Art, Music Therapy for Mental Health Disorder; How Do They Influence the Brain?

As the world continues to face the COVID-19 pandemic, people are not only battling its physical effects but struggle with their mental health, too. Nowadays, therapists have incorporated art and music in therapy as it has shown significant positive effects on the brain.

Music, art, and even poetry to treat mental health disorders have not undergone rigorous scientific testing. Due to that, artists and neuroscientists thought of launching an initiative called the NeuroArts Blueprint to measure how art therapy could alter the brain of someone with a psychological disorder.

 Art, Music Therapy Increasingly Being Used to Treat Mental Health Disorders: How Does It Influence the Brain?
Art, Music Therapy Increasingly Being Used to Treat Mental Health Disorders: How Does It Influence the Brain? Pixabay/MarCuesBo

How Do Arts and Music Affect the Developing Brain?

Early education in music and arts could strengthen key parts of the brain that provide lasting health benefits. According to an article in the University of Southern California publication, arts education changes children's lives as it fosters talent and creates an outlet for self-expression.

A 2017 study from USC researchers revealed that learning to play instruments seems to accelerate brain development. Neuroscientists found that schoolchildren who learned to play musical instruments had more-developed auditory pathways compared to others. This ability could potentially jumpstart a child's abilities in not only music but as well as in language and reading.

Meanwhile, a 2015 Korean study also proposes that music and dance instruction can reduce a child's risk of developing depression and increase their self-esteem. Additionally, a 2013 study also suggested that music education strengthens IQ, academic performance, decoding of words, and phonological skills, while theater training strengthens verbal skills, and visual arts promote stronger geometrical reasoning.

USC associate professor Mary Helen Immordino-Yang emphasized that although these studies are not unequivocal, they show a clear benefit of arts on psychological capacities for imagining other perspectives and reinventing oneself. She added that engagement in arts allows children to think about problems as multifaceted and as being open-ended with no single correct answer.

ALSO READ: New Study Reveals Music Training Does Not Make A Child Smarter

Arts and Music for Therapy

The NeuroArts Blueprint is a partnership between Johns Hopkins International Arts + Mind Lab Center for Applied Neuroaesthetics and the Health, Medicine, and Society Program of Aspen Institute under the leadership of soprano Renée Fleming, actress and playwright Anna Deavere Smith, and Dr. Eric Nestler.

They aim to measure how using art and music in therapy could influence the brains of people with psychological disorders, like veteran Michael Schneider who suffers from anxiety and PTSD after 22 years in the Marines.

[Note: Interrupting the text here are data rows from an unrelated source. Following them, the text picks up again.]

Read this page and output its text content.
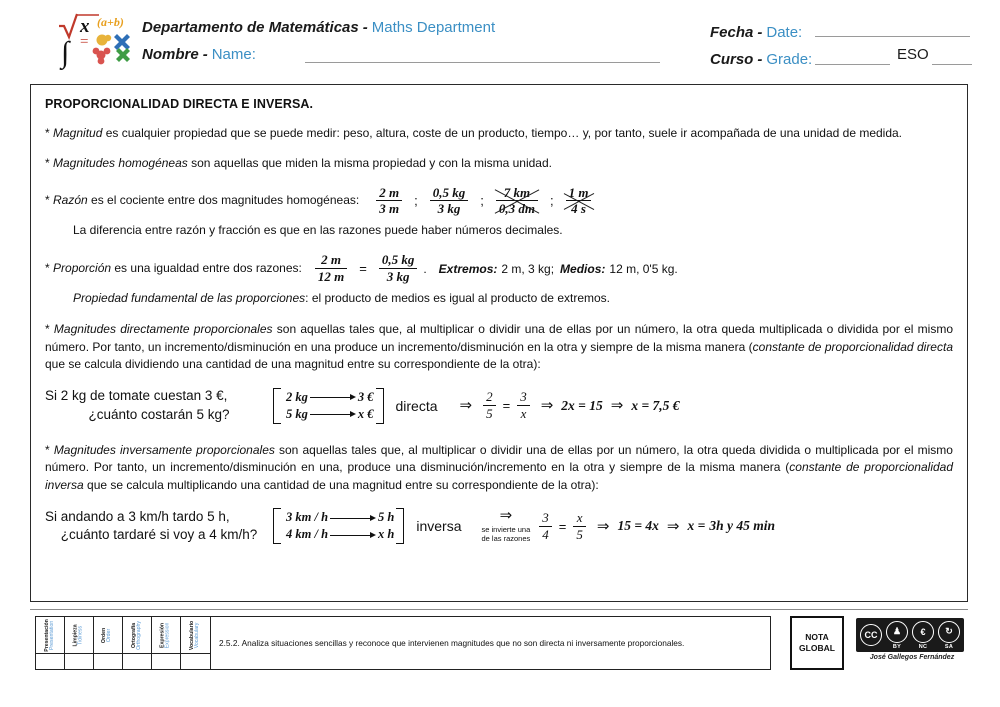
x
∫ =
(a+b) Departamento de Matemáticas - Maths Department
Nombre - Name:
Fecha - Date:
Curso - Grade:	ESO
PROPORCIONALIDAD DIRECTA E INVERSA.

* Magnitud es cualquier propiedad que se puede medir: peso, altura, coste de un producto, tiempo… y, por tanto, suele ir acompañada de una unidad de medida.

* Magnitudes homogéneas son aquellas que miden la misma propiedad y con la misma unidad.

* Razón es el cociente entre dos magnitudes homogéneas: $\frac{2 m}{3 m}$ ; $\frac{0,5 kg}{3 kg}$ ; $\frac{7 km}{0,3 dm}$ ; $\frac{1 m}{4 s}$

La diferencia entre razón y fracción es que en las razones puede haber números decimales.

* Proporción es una igualdad entre dos razones: $\frac{2 m}{12 m} = \frac{0,5 kg}{3 kg}$ . Extremos: 2 m, 3 kg; Medios: 12 m, 0'5 kg.

Propiedad fundamental de las proporciones: el producto de medios es igual al producto de extremos.

* Magnitudes directamente proporcionales son aquellas tales que, al multiplicar o dividir una de ellas por un número, la otra queda multiplicada o dividida por el mismo número. Por tanto, un incremento/disminución en una produce un incremento/disminución en la otra y siempre de la misma manera (constante de proporcionalidad directa que se calcula dividiendo una cantidad de una magnitud entre su correspondiente de la otra):

Si 2 kg de tomate cuestan 3 €,
¿cuánto costarán 5 kg?
2 kg	3 €
5 kg	x € directa	⇒ $\frac{2}{5} = \frac{3}{x}$ ⇒ 2x = 15 ⇒ x = 7,5 €

* Magnitudes inversamente proporcionales son aquellas tales que, al multiplicar o dividir una de ellas por un número, la otra queda dividida o multiplicada por el mismo número. Por tanto, un incremento/disminución en una, produce una disminución/incremento en la otra y siempre de la misma manera (constante de proporcionalidad inversa que se calcula multiplicando una cantidad de una magnitud entre su correspondiente de la otra):

Si andando a 3 km/h tardo 5 h,
¿cuánto tardaré si voy a 4 km/h?
3 km / h	5 h
4 km / h	x h inversa
⇒
se invierte una
de las razones $\frac{3}{4} = \frac{x}{5}$ ⇒ 15 = 4x ⇒ x = 3h y 45 min
Presentación Presentation	Limpieza Tidiness	Orden Order	Ortografía Orthography	Expresión Expression	Vocabulario Vocabulary 2.5.2. Analiza situaciones sencillas y reconoce que intervienen magnitudes que no son directa ni inversamente proporcionales.
NOTA
GLOBAL
CC	♟
BY
€
NC
↻
SA
José Gallegos Fernández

He told NPR that he had a traumatic brain injury while onboard a US Naval vessel in 2005 that left him suffering up to 40 seizures a day. He also developed PTSD and depression and decided to get treated in the National Military Medical Center but did not get better. It was not until military doctors referred him to music therapist Rebecca Vaudreuil at Creative Forces that he started managing his symptoms.

Since then, he began a musical exploration, including playing a ukelele to help him with his mental struggles and gave him a way to reduce seizures and relieve his anxiety and PTSD. Vaudreuil said that Schneider's experience provides scientific confirmation of the effects of art and music in the brain. It also hints that the brain changes in response to dance, poetry, painting, sculpture, and even leatherwork.